Monday, September 06, 2004

The heart under siege

The heart of America is under attack. Clinton's being in the hospital is symbolic of that. At this moment he is being operated on. And I think everyone in this country is being operated on right now. Without a doubt in the last four years we have been subjected to the most egregious assault on anything that resembles democratic values. Venal bullies have been allowed to run wild, and the name of God has been invoked to justify abhorrent misuses of power. We reel under the weight of lies repeated until truth collapses into a puddle of tears and fears. Will the patient survive? If Clinton does not, we are surely doomed; if he does, then we might have a chance. I will take his survival as a sign of hope. Here is someone who has personified many of the paradoxes of the age, and whose body has absorbed many of the slings and arrows that warring paradigms have foisted into the fray. He is emerging into an almost mythic level of existence, more surely than Mel Gibson's Christ, for his sacrifice actually means something.

Sunday, September 05, 2004

Freeze-dried universe

There is little going on that does not meet the eye. The universe is not that inefficient. It creates what it needs when it needs it. And it does a great job of making you think it is concealing mysteries. But it is only creating those mysteries as it reveals them. For me Japan does not exist, because I have never been there. When and if I go there, it will pop into existence. We live in a freeze-dried universe. Add consciousness, and it blows up into a three-dimensional form that finds its unique expansive expression within the context of our individual knowing. Without the act of knowing, it is in potentia and not "out." Existence means coming out. Every moment of our lives is a coming-out party.

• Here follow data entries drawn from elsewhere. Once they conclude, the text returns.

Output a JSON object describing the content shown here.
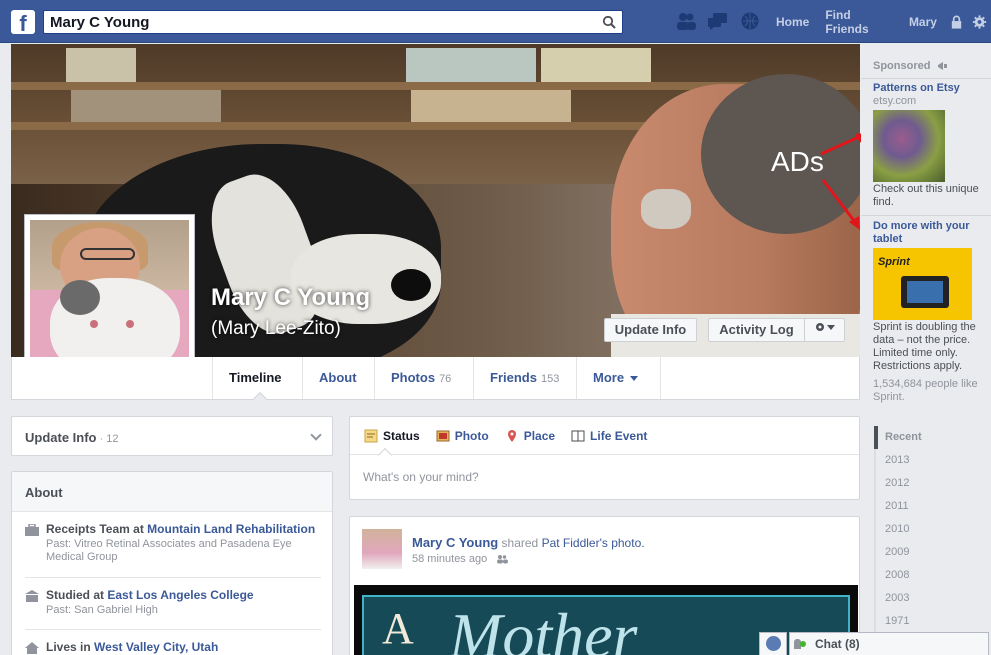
{
  "topbar": {
    "logo": "f",
    "search_value": "Mary C Young",
    "nav": [
      "Home",
      "Find Friends",
      "Mary"
    ],
    "icons": [
      "friend-requests-icon",
      "messages-icon",
      "notifications-icon",
      "lock-icon",
      "gear-icon"
    ],
    "color": "#3b5998"
  },
  "cover": {
    "name": "Mary C Young",
    "alt_name": "(Mary Lee-Zito)",
    "update_info": "Update Info",
    "activity_log": "Activity Log",
    "annotation": "ADs"
  },
  "tabs": [
    {
      "label": "Timeline",
      "count": ""
    },
    {
      "label": "About",
      "count": ""
    },
    {
      "label": "Photos",
      "count": "76"
    },
    {
      "label": "Friends",
      "count": "153"
    },
    {
      "label": "More",
      "count": ""
    }
  ],
  "update_box": {
    "label": "Update Info",
    "count": " · 12"
  },
  "about": {
    "title": "About",
    "items": [
      {
        "prefix": "Receipts Team at ",
        "link": "Mountain Land Rehabilitation",
        "sub": "Past: Vitreo Retinal Associates and Pasadena Eye Medical Group"
      },
      {
        "prefix": "Studied at ",
        "link": "East Los Angeles College",
        "sub": "Past: San Gabriel High"
      },
      {
        "prefix": "Lives in ",
        "link": "West Valley City, Utah",
        "sub": ""
      }
    ]
  },
  "composer": {
    "tabs": [
      "Status",
      "Photo",
      "Place",
      "Life Event"
    ],
    "placeholder": "What's on your mind?"
  },
  "post": {
    "author": "Mary C Young",
    "action": " shared ",
    "target": "Pat Fiddler's photo.",
    "time": "58 minutes ago",
    "image_text_1": "A",
    "image_text_2": "Mother"
  },
  "sponsored": {
    "header": "Sponsored",
    "ads": [
      {
        "title": "Patterns on Etsy",
        "domain": "etsy.com",
        "text": "Check out this unique find."
      },
      {
        "title": "Do more with your tablet",
        "brand": "Sprint",
        "text": "Sprint is doubling the data – not the price. Limited time only. Restrictions apply.",
        "likes": "1,534,684 people like Sprint."
      }
    ]
  },
  "timeline_nav": [
    "Recent",
    "2013",
    "2012",
    "2011",
    "2010",
    "2009",
    "2008",
    "2003",
    "1971"
  ],
  "chat": {
    "label": "Chat (8)"
  }
}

Thursday, September 02, 2004

Letter from God #4

I find myself so often having to disabuse humans of their illusions about me. It seems to give them a certain masochistic satisfaction to posit me as the summation of all perfections and themselves as flawed, imperfect creatures. They think, for example, that I know everything, as what is going to happen to them tomorrow. I don't know what's going to happen to them tomorrow. I don't know what's going to happen to myself tomorrow. Heigh ho! So what, you may ask, makes me God and not you if I don't know these simple things. Well, that's a good question, isn't it? One that you should be asking your priests. If the universe were a democracy, you might even be able to vote me out. (But it's not, is it. Oh no.) Another thing you'll notice I don't do is address you as "thou," as in the famous "thou shalt nots." One of my illustrious predecessors in this job was wont to use that form of address. I don't stand on formality, personally. That's me.

Wednesday, September 01, 2004

Try to remember

Remember yourself. That is, put yourself back together. Member by member. Because it's September. A time for endings and new beginnings. And what we remember, it will seem, we have never known, because it's raw. That rawness is good, the bracing freshness of youth. Why not dig our hands deep into the raw good earth, and cover ourselves with the very soil of our essence.